Les deux dernières nouvelles font appel à un fantastique plus métaphysique, voire cosmique. « De l’autre côté » commence comme un mauvais récit d’épouvante alors que l’auteur étire un peu trop la sauce. Tout le monde aura deviné bien avant le protagoniste que la bête monstrueuse qui se tapit dans l’ombre est son chat. Mais l’auteur n’en reste pas là et relance la nouvelle en lui assignant des ambitions plus grandes qui paraissent, avec le recul, trop élevées. Le protagoniste est happé ou phagocyté par une entité et est réduit à errer de l’autre côté de la réalité, sans corps, en compagnie de son chat qui a subi le même sort. Ouais ! La conclusion est confuse à souhait et table sur une conception métaphysique à bon marché.

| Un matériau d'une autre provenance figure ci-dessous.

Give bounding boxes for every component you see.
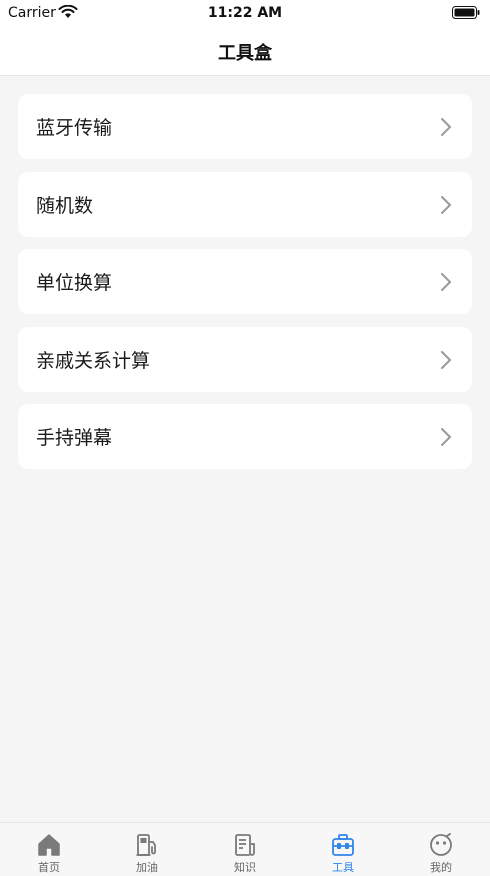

« L’Esprit en fureur », qui clôt le recueil, est mieux réussi à ce niveau. Le personnage principal se trouve projeté à la fin de son expérience de spiritisme dans une ville inconnue, inhabitée semble-t-il, et recouverte de poussière en suspension. Image saisissante et inquiétante, mais le parcours qui mène à ce dénouement n’est pas sans fautes. Le récit souffre, à mon avis, d’une invraisemblance de taille. Comment croire que le vieillard qui a invité le narrateur à participer à une séance de spiritisme en compagnie de son club n’ait pas pris des précautions plus grandes ? Pourquoi a-t-il couru le risque d’être réduit, lui et ses compagnons, en poussière si l’invité ne respectait pas la recommandation capitale de garder un silence absolu ? Tout cela manque de crédibilité et contribue à diminuer l’efficacité de la nouvelle. C’est dommage parce qu’elle se termine sur une vision saisissante et angoissante, point culminant de l’intensité constante qu’elle charrie.

Il se produit un drôle de phénomène dans le cas de Gérard Gévry. Les textes dont la construction ne révèle aucune faille demeurent des œuvres mineures tandis que les nouvelles les plus ambitieuses et prometteuses sont affaiblies par des défauts majeurs – invraisemblance, longueur, confusion – qui  en  limitent  la  réussite  de  façon  singulière.  Syndrome  de  l’éternel second ? L’Esprit en fureur n’est pas un mauvais recueil, loin de là, mais pour aspirer au rang des meilleurs recueils fantastiques, il lui aurait fallu des atouts supplémentaires. Par exemple, que ces récits soient plus solides au plan narratif et que l’écriture, compétente mais sans éclat et sans surprise, insuffle un élan irrésistible à ces nouvelles poussives. [CJ]

  • Source : L'ASFFQ 1990, Le Passeur, p. 92-95.

Références

  • Bélil, Michel, imagine… 54, p. 81-82.
  • Gervais, Jean-Philippe, Solaris 92, p. 19-20.
  • Nolin, Stéphanie, Dictionnaire des œuvres littéraires du Québec VIII, p. 309-310.